Eenigen tijd geleden hebben de heeren Colmjon en Verbraeck in hun orgaan De Litteraire Gids de vriendelijkheid gehad, mijn verschijnen in de kolommen van deze courant een ‘gebeurtenis van belang’ te noemen. ‘Of juister is’, voegden wij eraan toe, ‘dat deze benoeming van groot belang kan zijn. Het isolement onzer “hoogere” critiek (hoe komisch en tevens academisch doet die uitdrukking aan! M.t.B.) wordt er door verbroken. Eén dergenen, die gewoon zijn hun meeningen en inzichten uit te wisselen onder groepsgenooten, die door den aard van hun opstellen een barrière oprichten tusschen hun betoog en de groote massa der boekenlezers... een van onze “essayisten” wordt thans geroepen om zich geheel te wijden aan de voorlichting en leiding juist van deze groote massa.[’] Er volgde dan nog een bespiegeling over den vorm, waarin ik mijn artikelen het best zou kunnen schrijven, benevens eenige algemeen-strategische opmerkingen.
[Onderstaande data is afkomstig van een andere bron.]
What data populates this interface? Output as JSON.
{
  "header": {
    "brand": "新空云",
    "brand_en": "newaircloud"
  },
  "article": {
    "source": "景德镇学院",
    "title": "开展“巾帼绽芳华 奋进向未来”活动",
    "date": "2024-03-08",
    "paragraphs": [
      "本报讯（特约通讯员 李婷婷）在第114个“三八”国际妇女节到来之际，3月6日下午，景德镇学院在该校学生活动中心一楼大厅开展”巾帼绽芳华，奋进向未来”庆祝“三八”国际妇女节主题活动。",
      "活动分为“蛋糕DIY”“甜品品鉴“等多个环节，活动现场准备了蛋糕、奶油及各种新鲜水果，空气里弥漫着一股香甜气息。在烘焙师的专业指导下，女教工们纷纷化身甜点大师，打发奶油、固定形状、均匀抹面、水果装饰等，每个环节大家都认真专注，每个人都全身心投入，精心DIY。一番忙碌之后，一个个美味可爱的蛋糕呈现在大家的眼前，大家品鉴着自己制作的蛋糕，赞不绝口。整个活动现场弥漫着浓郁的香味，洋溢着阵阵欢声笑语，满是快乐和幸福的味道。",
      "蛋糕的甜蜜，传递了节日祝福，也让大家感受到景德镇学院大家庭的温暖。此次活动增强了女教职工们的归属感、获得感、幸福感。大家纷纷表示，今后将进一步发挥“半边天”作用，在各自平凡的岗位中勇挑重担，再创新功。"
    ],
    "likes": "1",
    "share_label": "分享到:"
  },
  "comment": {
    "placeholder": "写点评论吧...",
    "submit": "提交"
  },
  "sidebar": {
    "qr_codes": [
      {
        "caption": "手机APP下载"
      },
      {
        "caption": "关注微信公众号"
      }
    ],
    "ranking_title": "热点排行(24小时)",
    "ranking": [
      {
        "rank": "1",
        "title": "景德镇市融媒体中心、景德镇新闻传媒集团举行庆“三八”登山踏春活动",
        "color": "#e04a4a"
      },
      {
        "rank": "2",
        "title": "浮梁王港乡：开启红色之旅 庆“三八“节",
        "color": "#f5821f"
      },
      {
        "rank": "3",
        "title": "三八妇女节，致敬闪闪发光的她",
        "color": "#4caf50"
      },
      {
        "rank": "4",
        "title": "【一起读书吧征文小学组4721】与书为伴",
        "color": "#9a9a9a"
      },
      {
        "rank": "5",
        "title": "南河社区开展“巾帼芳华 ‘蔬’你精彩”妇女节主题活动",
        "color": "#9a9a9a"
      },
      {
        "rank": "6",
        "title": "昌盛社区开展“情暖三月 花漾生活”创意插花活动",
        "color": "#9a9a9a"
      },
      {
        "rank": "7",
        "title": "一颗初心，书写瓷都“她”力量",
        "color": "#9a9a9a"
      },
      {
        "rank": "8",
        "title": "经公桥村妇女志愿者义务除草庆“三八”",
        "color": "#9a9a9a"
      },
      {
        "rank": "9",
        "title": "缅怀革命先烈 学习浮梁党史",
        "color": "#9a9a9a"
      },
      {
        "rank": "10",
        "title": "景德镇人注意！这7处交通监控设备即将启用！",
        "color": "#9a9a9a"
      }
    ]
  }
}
Het ligt uiteraard niet op mijn weg om over het ‘belang’, door de heren Colmjon en Verbraeck aan mijn persoon gehecht, te discussieeren; misschien zijn de illusies trouwens al weer wat verbleekt; en ten opzichte van den Melkweg en zelfs Saturnus is dit ‘belang’ in ieder geval maar zeer nietig, wat men er verder ook van denken wil. Voor mijn meditatie is van meer gewicht de volgende passus uit het bewuste artikel:
‘Of Menno ter Braak het belang van zijn nieuwe taak beseft heeft, weten we niet (met een zijdelingsche blik op den Melkweg en Saturnus: ja! M.t.B.). Hij heeft het niet noodig gevonden, zich bij het aanvaarden van zijn werkkring uit te spreken over zijn “program”. Maar deze stilte rondom litteraire gebeurtenissen die buiten den engen kring der vakgenooten plaats grijpen, is in ons land normaal... We gelooven dat ook uit deze wijze van doen blijkt welk een bescheiden plaats onze litteratuur in het openbare leven inneemt.’
De heeren Colmjon en Verbraeck vergissen zich hier. Dat zwijgen over programpunten heeft niets te maken met de bescheiden plaats onzer litteratuur in het openbare leven. Ik heb eenvoudig altijd een hekel gehad aan de programma's vooraf, aan de tijdschriften, die met snorkende woorden worden aangekondigd, terwijl ieder weet, dat zij bestemd zijn om spoedig op de flesch te gaan, aan de hervormingswoede, die elke ‘intrede’ en ieder ‘optreden’ epidemisch schijnt te moeten vergezellen. Onlangs zag ik een morganatische spruit van het tijdschrift der Katholieken, De Gemeenschap, die den niet onorigineele naam van De Nieuwe Gemeenschap zal dragen, aangekondigd met zulke heftige en van hartstocht zwangere termen, dat ik er even bleek van werd; als ik mij wel herinner werd ons niet minder beloofd dan een gloednieuwe samenleving. Nu geschiedt dit niet voor de eerste maal, zoodat men er gemakkelijk vrede mee kan hebben; maar het verschijnsel is toch interessant. De grootste programma's leveren gewoonlijk het minste op en Thorbeckes ‘wacht op onze daden’ heeft ook in deze materie nog wel eenige actualiteit.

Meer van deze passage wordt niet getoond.